Dezennien her: Du drücktest Deinen Mund
an meiner Stirne übervolles Rund
in dieser Wälder dunklen Fülle.
Du bautest mit an meinem Sein-Gerüst,
an dem kein reuiges Erinnern frisst
und auch kein festgefügter, strenger Wille.
Das war vor Deinem Tod.

Dezennien her: Ich mußte Dich begraben.
Du wolltest sehr, das SEHR zu wild,
und alle Sterne, alle Himmel haben.
Ich war zu klein, dein Durst blieb ungestillt:
Ich mußte Dich zu früh begraben.
Dies alles ist doch m e i n e liebe Not!
Wann bleibst Du endlich tot?
« Letzte Änderung: September 22, 2014, 22:20:57 von cyparis »
Der Schönheit treu ergeben
(Lady Anne von Camster & Glencairn)
copyright auf alle Texte

Erich Kykal

Re:Mit Leid los
« Antwort #1 am: September 04, 2014, 17:29:45 »
Hi, Cypi!

Schönes Gedicht. Man lässt sich von den lyrischen Bildern der Erinnerung mit überfluten - und wird von den letzten beiden Zeilen brutal ausgebremst!

Der spezielle Zauber ergibt sich auch aus der lockeren Abfolge 4- und 5-hebiger Zeilen (mit unbetontem Auftakt), die zuletzt jedesmal vom 3-hebigen Schlusssatz untermalt werden, der fast immer gleich lautet und erst in der Conclusio aufgelöst wird - dann aber mit Knalleffekt!

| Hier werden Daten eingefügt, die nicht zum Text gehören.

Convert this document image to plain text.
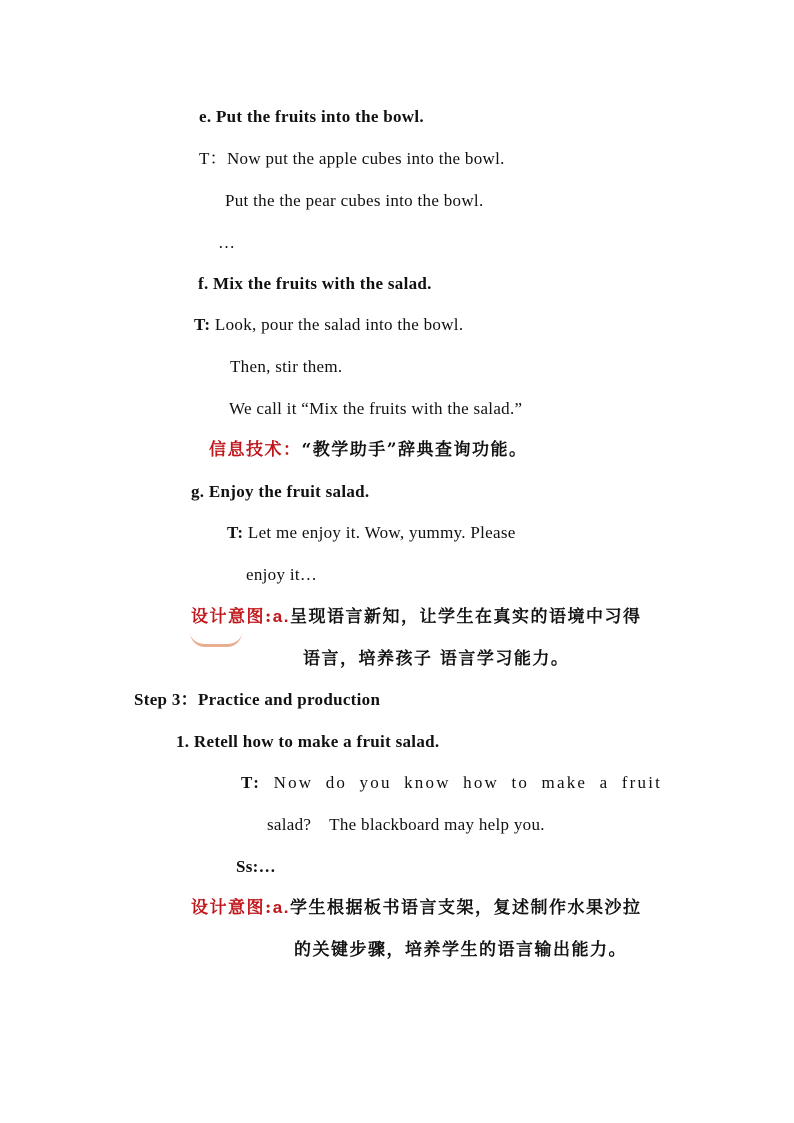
e. Put the fruits into the bowl.
T：Now put the apple cubes into the bowl.
Put the the pear cubes into the bowl.
…
f. Mix the fruits with the salad.
T: Look, pour the salad into the bowl.
Then, stir them.
We call it “Mix the fruits with the salad.”
信息技术：“教学助手”辞典查询功能。
g. Enjoy the fruit salad.
T: Let me enjoy it. Wow, yummy. Please
enjoy it…
设计意图:a.呈现语言新知，让学生在真实的语境中习得
语言，培养孩子 语言学习能力。
Step 3：Practice and production
1. Retell how to make a fruit salad.
T: Now do you know how to make a fruit
salad?    The blackboard may help you.
Ss:…
设计意图:a.学生根据板书语言支架，复述制作水果沙拉
的关键步骤，培养学生的语言输出能力。
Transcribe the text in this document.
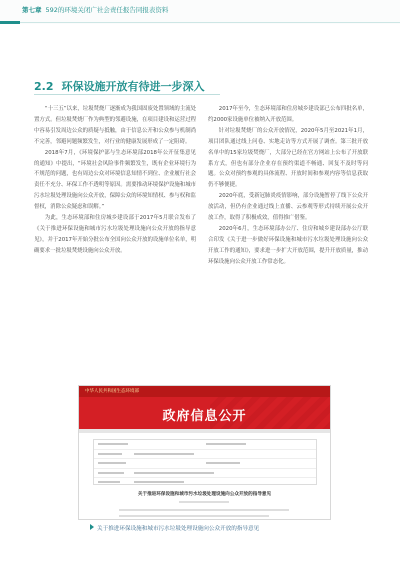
第七章 592的环境关闭广社会责任报告同报表资料
2.2 环保设施开放有待进一步深入

“十三五”以来，垃圾焚烧厂逐渐成为我国固废处置领域的主流处置方式。但垃圾焚烧厂作为典型的邻避设施，在项目建设和运营过程中容易引发周边公众的质疑与抵触，由于信息公开和公众参与机制尚不完善，邻避问题频繁发生，对行业的健康发展形成了一定阻碍。

2018年7月，《环境保护部与生态环境部2018年公开征集意见的通知》中提出，“环境社会风险事件频繁发生，既有企业环境行为不规范的问题，也有周边公众对环境信息知情不到位、企业履行社会责任不充分、环保工作不透明等原因。需要推动环境保护设施和城市污水垃圾处理设施向公众开放，保障公众的环境知情权、参与权和监督权，消除公众疑虑和误解。”

为此，生态环境部和住房城乡建设部于2017年5月联合发布了《关于推进环保设施和城市污水垃圾处理设施向公众开放的指导意见》，并于2017年开始分批公布全国向公众开放的设施单位名单，明确要求一批垃圾焚烧设施向公众开放。

2017年至今，生态环境部和住房城乡建设部已公布四批名单，约2000家设施单位被纳入开放范围。

针对垃圾焚烧厂的公众开放情况，2020年5月至2021年1月，项目团队通过线上问卷、实地走访等方式开展了调查。第三批开放名单中的15家垃圾焚烧厂，大部分已经在官方网站上公布了开放联系方式，但也有部分企业存在预约渠道不畅通、回复不及时等问题。公众对预约参观的具体流程、开放时间和参观内容等信息获取仍不够便捷。

2020年底，受新冠肺炎疫情影响，部分设施暂停了线下公众开放活动，但仍有企业通过线上直播、云参观等形式持续开展公众开放工作，取得了积极成效，值得推广借鉴。

2020年6月，生态环境部办公厅、住房和城乡建设部办公厅联合印发《关于进一步做好环保设施和城市污水垃圾处理设施向公众开放工作的通知》，要求进一步扩大开放范围，提升开放质量，推动环保设施向公众开放工作常态化。

中华人民共和国生态环境部
政府信息公开
关于推进环保设施和城市污水垃圾处理设施向公众开放的指导意见
关于推进环保设施和城市污水垃圾处理设施向公众开放的指导意见
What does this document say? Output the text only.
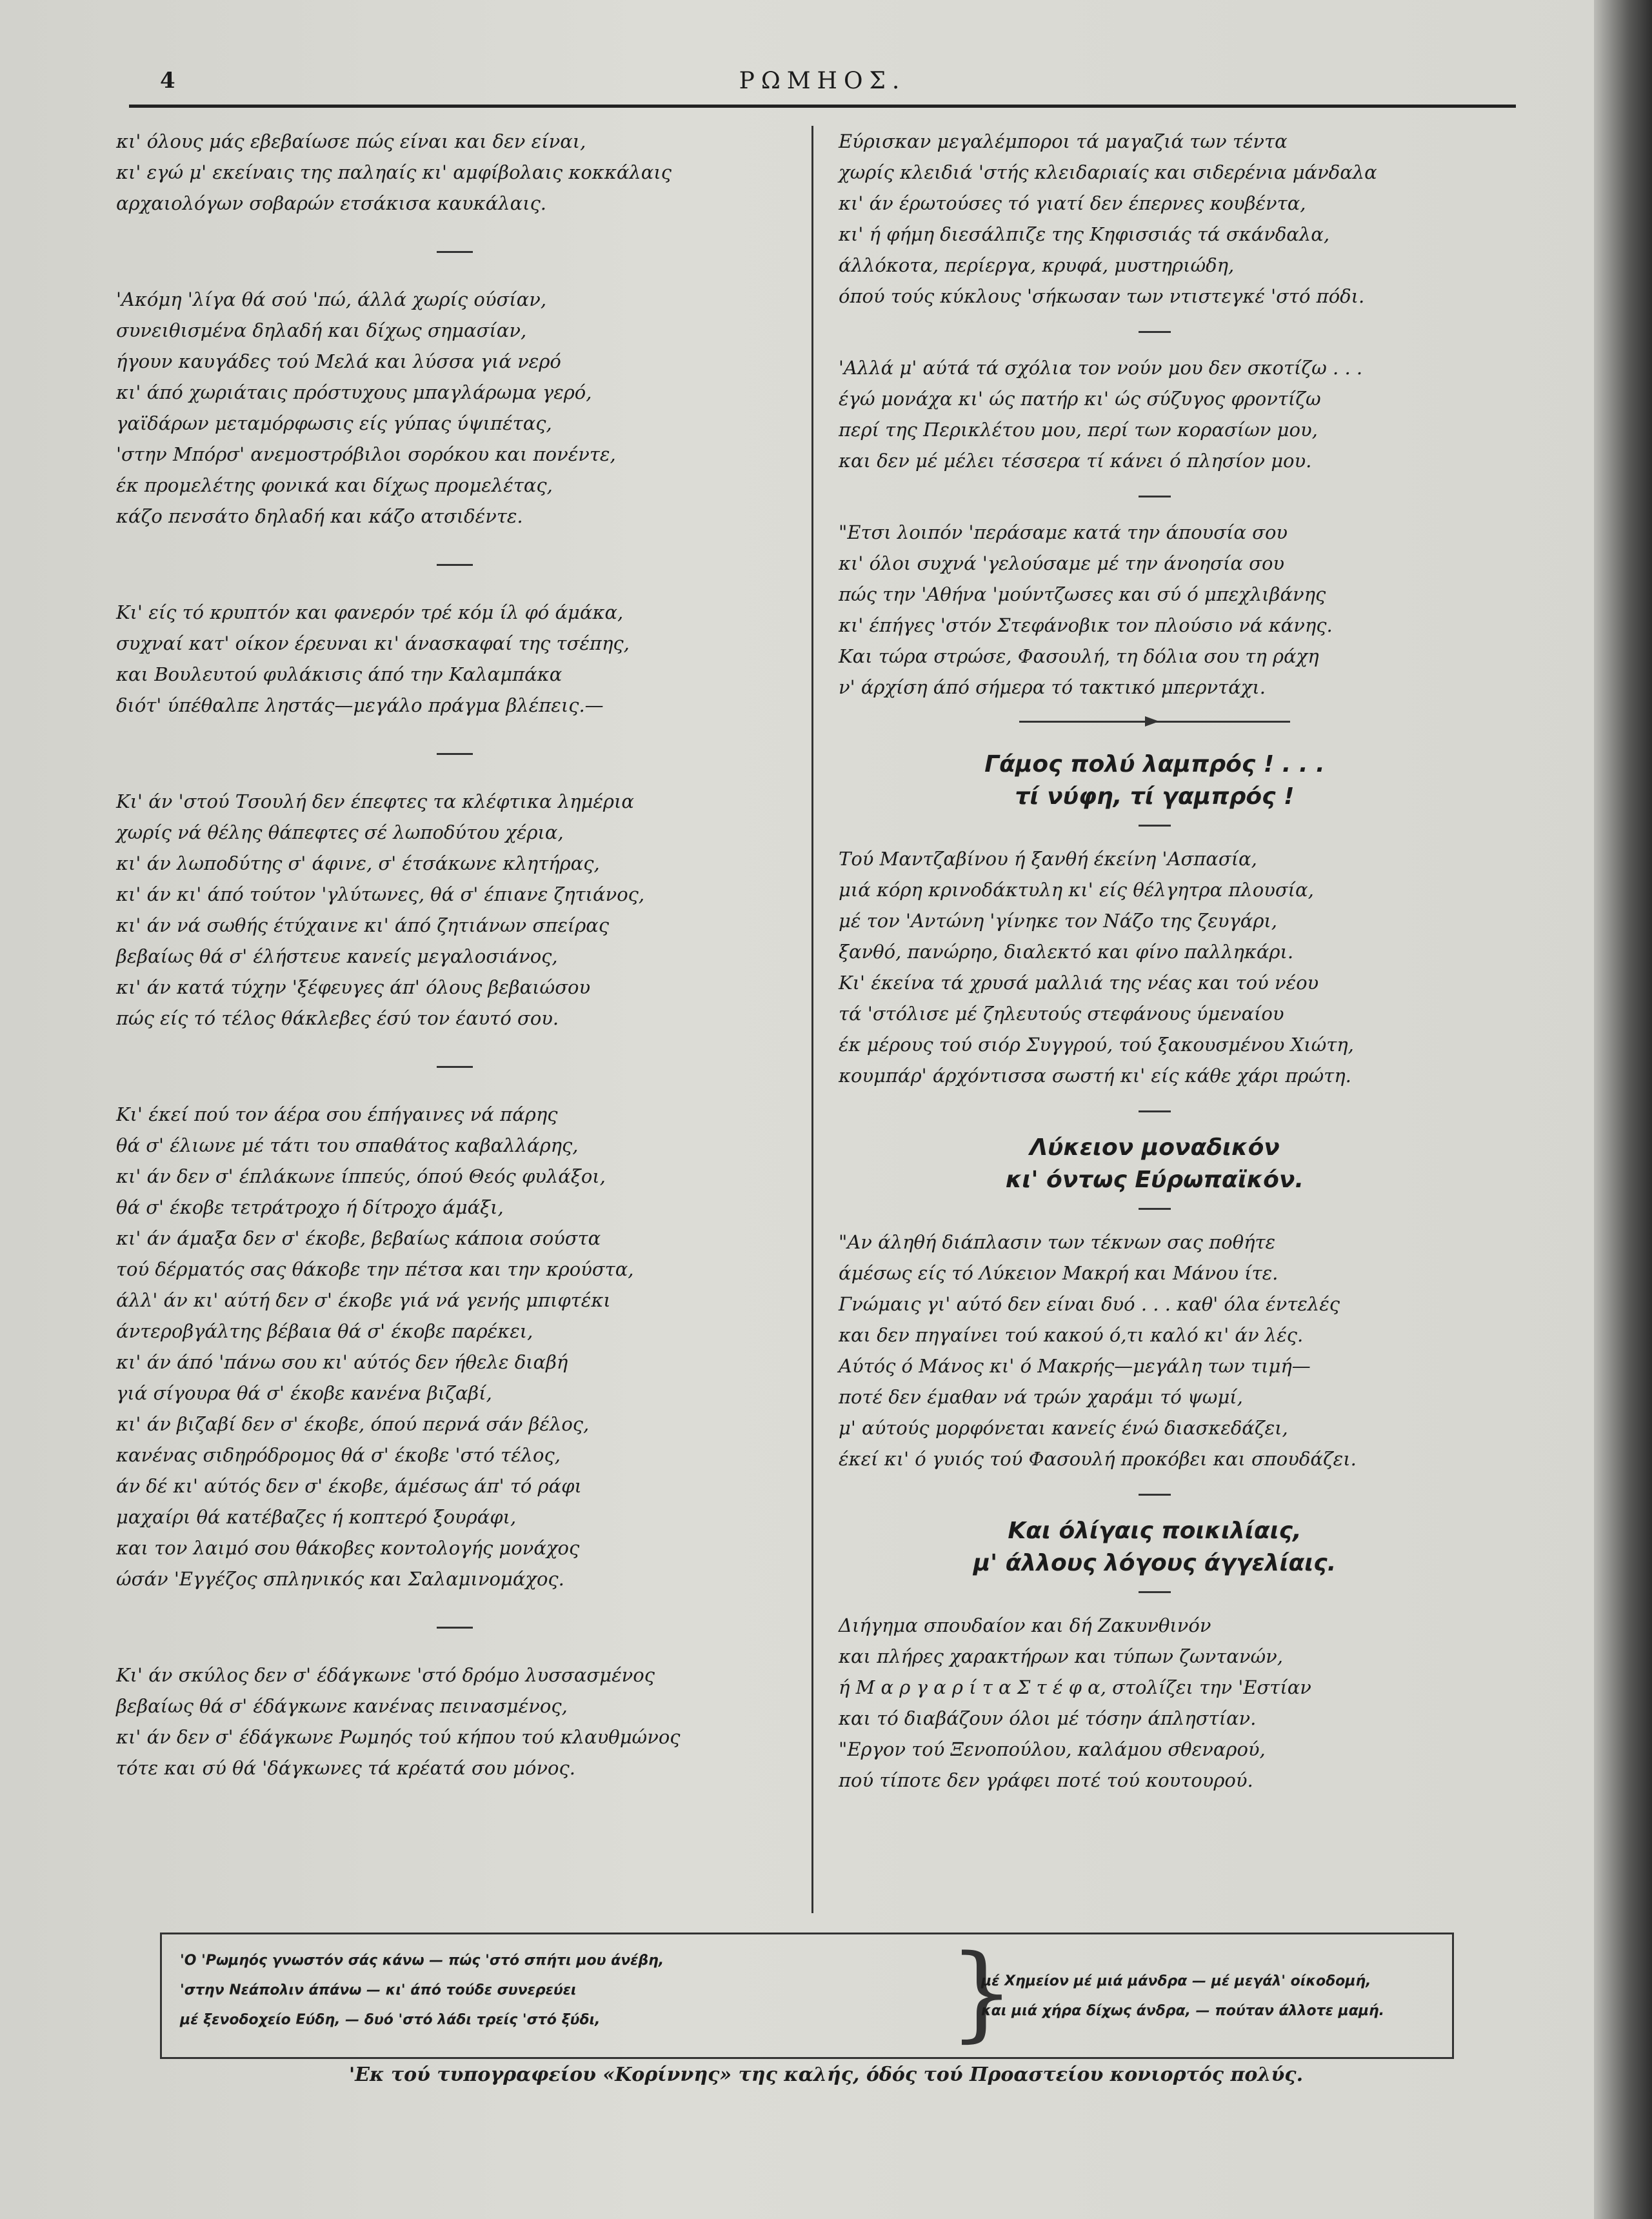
4	ΡΩΜΗΟΣ.
κι' όλους μάς εβεβαίωσε πώς είναι και δεν είναι,
κι' εγώ μ' εκείναις της παληαίς κι' αμφίβολαις κοκκάλαις
αρχαιολόγων σοβαρών ετσάκισα καυκάλαις.
'Ακόμη 'λίγα θά σού 'πώ, άλλά χωρίς ούσίαν,
συνειθισμένα δηλαδή και δίχως σημασίαν,
ήγουν καυγάδες τού Μελά και λύσσα γιά νερό
κι' άπό χωριάταις πρόστυχους μπαγλάρωμα γερό,
γαϊδάρων μεταμόρφωσις είς γύπας ύψιπέτας,
'στην Μπόρσ' ανεμοστρόβιλοι σορόκου και πονέντε,
έκ προμελέτης φονικά και δίχως προμελέτας,
κάζο πενσάτο δηλαδή και κάζο ατσιδέντε.
Κι' είς τό κρυπτόν και φανερόν τρέ κόμ ίλ φό άμάκα,
συχναί κατ' οίκον έρευναι κι' άνασκαφαί της τσέπης,
και Βουλευτού φυλάκισις άπό την Καλαμπάκα
διότ' ύπέθαλπε ληστάς—μεγάλο πράγμα βλέπεις.—
Κι' άν 'στού Τσουλή δεν έπεφτες τα κλέφτικα λημέρια
χωρίς νά θέλης θάπεφτες σέ λωποδύτου χέρια,
κι' άν λωποδύτης σ' άφινε, σ' έτσάκωνε κλητήρας,
κι' άν κι' άπό τούτον 'γλύτωνες, θά σ' έπιανε ζητιάνος,
κι' άν νά σωθής έτύχαινε κι' άπό ζητιάνων σπείρας
βεβαίως θά σ' έλήστευε κανείς μεγαλοσιάνος,
κι' άν κατά τύχην 'ξέφευγες άπ' όλους βεβαιώσου
πώς είς τό τέλος θάκλεβες έσύ τον έαυτό σου.
Κι' έκεί πού τον άέρα σου έπήγαινες νά πάρης
θά σ' έλιωνε μέ τάτι του σπαθάτος καβαλλάρης,
κι' άν δεν σ' έπλάκωνε ίππεύς, όπού Θεός φυλάξοι,
θά σ' έκοβε τετράτροχο ή δίτροχο άμάξι,
κι' άν άμαξα δεν σ' έκοβε, βεβαίως κάποια σούστα
τού δέρματός σας θάκοβε την πέτσα και την κρούστα,
άλλ' άν κι' αύτή δεν σ' έκοβε γιά νά γενής μπιφτέκι
άντεροβγάλτης βέβαια θά σ' έκοβε παρέκει,
κι' άν άπό 'πάνω σου κι' αύτός δεν ήθελε διαβή
γιά σίγουρα θά σ' έκοβε κανένα βιζαβί,
κι' άν βιζαβί δεν σ' έκοβε, όπού περνά σάν βέλος,
κανένας σιδηρόδρομος θά σ' έκοβε 'στό τέλος,
άν δέ κι' αύτός δεν σ' έκοβε, άμέσως άπ' τό ράφι
μαχαίρι θά κατέβαζες ή κοπτερό ξουράφι,
και τον λαιμό σου θάκοβες κοντολογής μονάχος
ώσάν 'Εγγέζος σπληνικός και Σαλαμινομάχος.
Κι' άν σκύλος δεν σ' έδάγκωνε 'στό δρόμο λυσσασμένος
βεβαίως θά σ' έδάγκωνε κανένας πεινασμένος,
κι' άν δεν σ' έδάγκωνε Ρωμηός τού κήπου τού κλαυθμώνος
τότε και σύ θά 'δάγκωνες τά κρέατά σου μόνος.
Εύρισκαν μεγαλέμποροι τά μαγαζιά των τέντα
χωρίς κλειδιά 'στής κλειδαριαίς και σιδερένια μάνδαλα
κι' άν έρωτούσες τό γιατί δεν έπερνες κουβέντα,
κι' ή φήμη διεσάλπιζε της Κηφισσιάς τά σκάνδαλα,
άλλόκοτα, περίεργα, κρυφά, μυστηριώδη,
όπού τούς κύκλους 'σήκωσαν των ντιστεγκέ 'στό πόδι.
'Αλλά μ' αύτά τά σχόλια τον νούν μου δεν σκοτίζω . . .
έγώ μονάχα κι' ώς πατήρ κι' ώς σύζυγος φροντίζω
περί της Περικλέτου μου, περί των κορασίων μου,
και δεν μέ μέλει τέσσερα τί κάνει ό πλησίον μου.
"Ετσι λοιπόν 'περάσαμε κατά την άπουσία σου
κι' όλοι συχνά 'γελούσαμε μέ την άνοησία σου
πώς την 'Αθήνα 'μούντζωσες και σύ ό μπεχλιβάνης
κι' έπήγες 'στόν Στεφάνοβικ τον πλούσιο νά κάνης.
Και τώρα στρώσε, Φασουλή, τη δόλια σου τη ράχη
ν' άρχίση άπό σήμερα τό τακτικό μπερντάχι.
Γάμος πολύ λαμπρός ! . . .
τί νύφη, τί γαμπρός !
Τού Μαντζαβίνου ή ξανθή έκείνη 'Ασπασία,
μιά κόρη κρινοδάκτυλη κι' είς θέλγητρα πλουσία,
μέ τον 'Αντώνη 'γίνηκε τον Νάζο της ζευγάρι,
ξανθό, πανώρηο, διαλεκτό και φίνο παλληκάρι.
Κι' έκείνα τά χρυσά μαλλιά της νέας και τού νέου
τά 'στόλισε μέ ζηλευτούς στεφάνους ύμεναίου
έκ μέρους τού σιόρ Συγγρού, τού ξακουσμένου Χιώτη,
κουμπάρ' άρχόντισσα σωστή κι' είς κάθε χάρι πρώτη.
Λύκειον μοναδικόν
κι' όντως Εύρωπαϊκόν.
"Αν άληθή διάπλασιν των τέκνων σας ποθήτε
άμέσως είς τό Λύκειον Μακρή και Μάνου ίτε.
Γνώμαις γι' αύτό δεν είναι δυό . . . καθ' όλα έντελές
και δεν πηγαίνει τού κακού ό,τι καλό κι' άν λές.
Αύτός ό Μάνος κι' ό Μακρής—μεγάλη των τιμή—
ποτέ δεν έμαθαν νά τρών χαράμι τό ψωμί,
μ' αύτούς μορφόνεται κανείς ένώ διασκεδάζει,
έκεί κι' ό γυιός τού Φασουλή προκόβει και σπουδάζει.
Και όλίγαις ποικιλίαις,
μ' άλλους λόγους άγγελίαις.
Διήγημα σπουδαίον και δή Ζακυνθινόν
και πλήρες χαρακτήρων και τύπων ζωντανών,
ή Μ α ρ γ α ρ ί τ α Σ τ έ φ α, στολίζει την 'Εστίαν
και τό διαβάζουν όλοι μέ τόσην άπληστίαν.
"Εργον τού Ξενοπούλου, καλάμου σθεναρού,
πού τίποτε δεν γράφει ποτέ τού κουτουρού.
'Ο 'Ρωμηός γνωστόν σάς κάνω — πώς 'στό σπήτι μου άνέβη,
'στην Νεάπολιν άπάνω — κι' άπό τούδε συνερεύει
μέ ξενοδοχείο Εύδη, — δυό 'στό λάδι τρείς 'στό ξύδι,	}
μέ Χημείον μέ μιά μάνδρα — μέ μεγάλ' οίκοδομή,
και μιά χήρα δίχως άνδρα, — πούταν άλλοτε μαμή.
'Εκ τού τυπογραφείου «Κορίννης» της καλής, όδός τού Προαστείου κονιορτός πολύς.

Dezennien her: die munt'ren Schnellen "muntren" bedarf eigentlich keines Apostrophs. "Die" groß nach Doppelpunkt.
fühl ich heute noch an meinen Zehen, Betonter Auftakt. Altern.: (Komma am Ende der Vorzeile) "ich fühl sie heute noch an meinen Zehen,"
wie sie sich meinen Fingern zugesellen
im Bücken, Tanzen, lachend Gehen Komma am Zeilenende.
dann meine Schritte zärtlich überquellen. Das "dann" klingt komisch. Besser "wenn".
Das war vor Deinem Tod.

Dezennien her: Da warst Du noch Dein eignes DU, Zeile überlang. Altern.: "Dezennien her: Du warst noch DU,"
da war Dir noch die sanfte Hand zueigen,
die mir im Zueinanderneigen
Zukunft bot und Kraft und Ruh; Betonter Auftakt. Altern.: "so viel an Zukunft bot..."
ein klares, helles IMMERZU!
Das war vor Deinem Tod.

Leerzeile zuviel.
Dezennien her: Da drücktest Du noch Deinen Mund Zeile überlang. Altern.: "Dezennien her: Du drücktest Deinen Mund"
an meiner Stirne junges, Dir gegebnes Rund Zu lang. "an meiner Stirne übervolles Rund"
in dieser Wälder dunklen Fülle.
Du bautest mit an meinem Sein-Gerüst,
an dem die Zeit nicht frisst, Zu kurz im Strophentakt. Altern.: "an dem kein reuiges Erinnern frisst,"
nicht festgefügter, strenger Wille. Betonter Auftakt. Altern.: (Komma weg am Ende der Vorzeile) "und auch kein festgefügter, strenger Wille."
Das war vor Deinem Tod.

Leerzeile zuviel.
Dezennien her: Ich mußte Dich begraben.
Du wolltest sehr, das SEHR zu wild;
Du wolltest alle Sterne, alle Himmel haben. Zu lang im Strophentakt. Altern.: (Komma am Ende der Vorzeile) "und alle Sterne, alle Himmel haben."
Dir ward an meiner Seite dieses Wollen nicht gestillt. Zu lang. "Ich war zu schwach (klein), dein Durst blieb ungestillt:"
Ich mußte Dich begraben. Zu kurz. "Ich musste dich zu früh begraben."
Diese Leerzeile zu streichen, wäre überlegenswert.
Dies war doch m e i n e Not! Zu kurz. "Dies alles war doch meine liebe Not!" Da sich die Erinnerung bis heute fortsetzt, wäre ein "Dies alles ist..." nicht passender?
Wann bleibst Du endlich tot?


Die neue Version:

Dezennien her: Die muntren Schnellen,
ich fühl sie heute noch an meinen Zehen,
wie sie sich meinen Fingern zugesellen
im Bücken, Tanzen, lachend Gehen,
wenn meine Schritte zärtlich überquellen.
Das war vor Deinem Tod.

Dezennien her: Du warst noch DU,
da war Dir noch die sanfte Hand zueigen,
die mir im Zueinanderneigen
so viel an Zukunft bot und Kraft und Ruh;
ein klares, helles IMMERZU!
Das war vor Deinem Tod.

Dezennien her: Du drücktest Deinen Mund
an meiner Stirne übervolles Rund
in dieser Wälder dunklen Fülle.
Du bautest mit an meinem Sein-Gerüst,
an dem kein reuiges Erinnern frisst
und auch kein festgefügter, strenger Wille.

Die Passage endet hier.